King--of the Khyber Rifles: A Romance of Adventure
stories made in Germany for them to take back to the 'Hills' with 'em. The tribes'll know presently how many men we're sending oversea. There've been rumors about Khinjan by the hundred lately. They're cooking something. Can you imagine       'em keeping quiet now?”      

       “That depends, sir. Yes, I can imagine it.”      

       The general laughed. “That's why I sent for you. I need a man with imagination! There's a woman you've got to work with on this occasion who can imagine a shade or two too much. What's worse, she's ambitious. So I chose you to work with her.”      

       King's lips stiffened under his mustache, and the corners of his eyes wrinkled into crow's-feet to correspond. Eyes are never coal-black, of course, but his looked it at that minute.     
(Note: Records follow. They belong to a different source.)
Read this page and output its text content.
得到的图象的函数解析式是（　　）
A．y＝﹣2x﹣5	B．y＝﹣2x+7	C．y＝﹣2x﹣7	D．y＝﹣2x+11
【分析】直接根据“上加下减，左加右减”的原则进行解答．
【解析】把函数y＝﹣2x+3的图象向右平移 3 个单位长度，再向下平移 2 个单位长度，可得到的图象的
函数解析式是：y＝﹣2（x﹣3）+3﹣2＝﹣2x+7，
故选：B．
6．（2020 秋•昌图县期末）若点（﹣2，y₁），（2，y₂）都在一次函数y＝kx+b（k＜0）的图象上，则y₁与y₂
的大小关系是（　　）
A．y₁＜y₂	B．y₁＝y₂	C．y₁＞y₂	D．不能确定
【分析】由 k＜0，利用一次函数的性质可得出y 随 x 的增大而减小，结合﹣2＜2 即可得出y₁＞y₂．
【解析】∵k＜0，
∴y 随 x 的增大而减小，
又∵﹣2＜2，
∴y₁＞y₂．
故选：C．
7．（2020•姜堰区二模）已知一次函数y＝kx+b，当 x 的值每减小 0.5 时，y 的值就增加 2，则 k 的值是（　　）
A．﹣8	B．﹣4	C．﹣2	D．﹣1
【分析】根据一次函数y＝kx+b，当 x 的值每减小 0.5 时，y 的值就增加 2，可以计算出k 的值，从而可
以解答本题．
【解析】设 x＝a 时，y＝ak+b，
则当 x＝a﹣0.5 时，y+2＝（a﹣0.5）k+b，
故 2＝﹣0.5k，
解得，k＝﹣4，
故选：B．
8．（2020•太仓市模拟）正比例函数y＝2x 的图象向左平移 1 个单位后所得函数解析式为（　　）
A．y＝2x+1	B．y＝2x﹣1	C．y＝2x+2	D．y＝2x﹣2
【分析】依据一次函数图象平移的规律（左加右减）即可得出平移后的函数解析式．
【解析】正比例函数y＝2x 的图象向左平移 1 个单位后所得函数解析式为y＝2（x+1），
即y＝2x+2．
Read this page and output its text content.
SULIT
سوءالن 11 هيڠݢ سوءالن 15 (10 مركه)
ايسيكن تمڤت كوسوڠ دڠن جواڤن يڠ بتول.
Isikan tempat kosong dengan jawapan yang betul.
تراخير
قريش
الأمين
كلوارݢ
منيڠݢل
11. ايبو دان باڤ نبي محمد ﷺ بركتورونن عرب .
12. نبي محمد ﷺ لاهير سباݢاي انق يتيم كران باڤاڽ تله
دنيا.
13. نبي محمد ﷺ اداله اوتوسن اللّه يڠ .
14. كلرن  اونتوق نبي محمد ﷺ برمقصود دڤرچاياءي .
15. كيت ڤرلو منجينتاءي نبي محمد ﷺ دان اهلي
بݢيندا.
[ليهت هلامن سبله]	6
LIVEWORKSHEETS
       “You know we've sent men to Khinjan who are said to have entered the Caves. Not one of 'em has ever returned.”      

       King frowned.     

       “She claims she can enter the Caves and come out again at pleasure. She has offered to do it, and I have accepted.”      

       It would not have been polite to look incredulous, so King's expression changed to one of intense interest a little overdone, as the general did not fail to notice.     

       “If she hadn't given proof of devotion and ability, I'd have turned her down. But she has. Only the other day she uncovered a plot in Delhi--about a million dynamite bombs in a ruined temple in charge of a German agent for use by mutineers supposed to be ready to rise against us. Fact! Can you guess who she is?”      

       “Not Yasmini?” King hazarded, and the general nodded and flicked his whip. The horse mistook it for a signal, and it was two minutes before the speed was reduced to mere recklessness.     

       The helmet-strap mark, printed indelibly on King's jaw and cheek by the Indian sun, tightened and grew whiter--as the general noted out of the corner of his eye.     

       “Know her?”      

       “Know of her, of course, sir. Everybody does. Never met her to my knowledge.”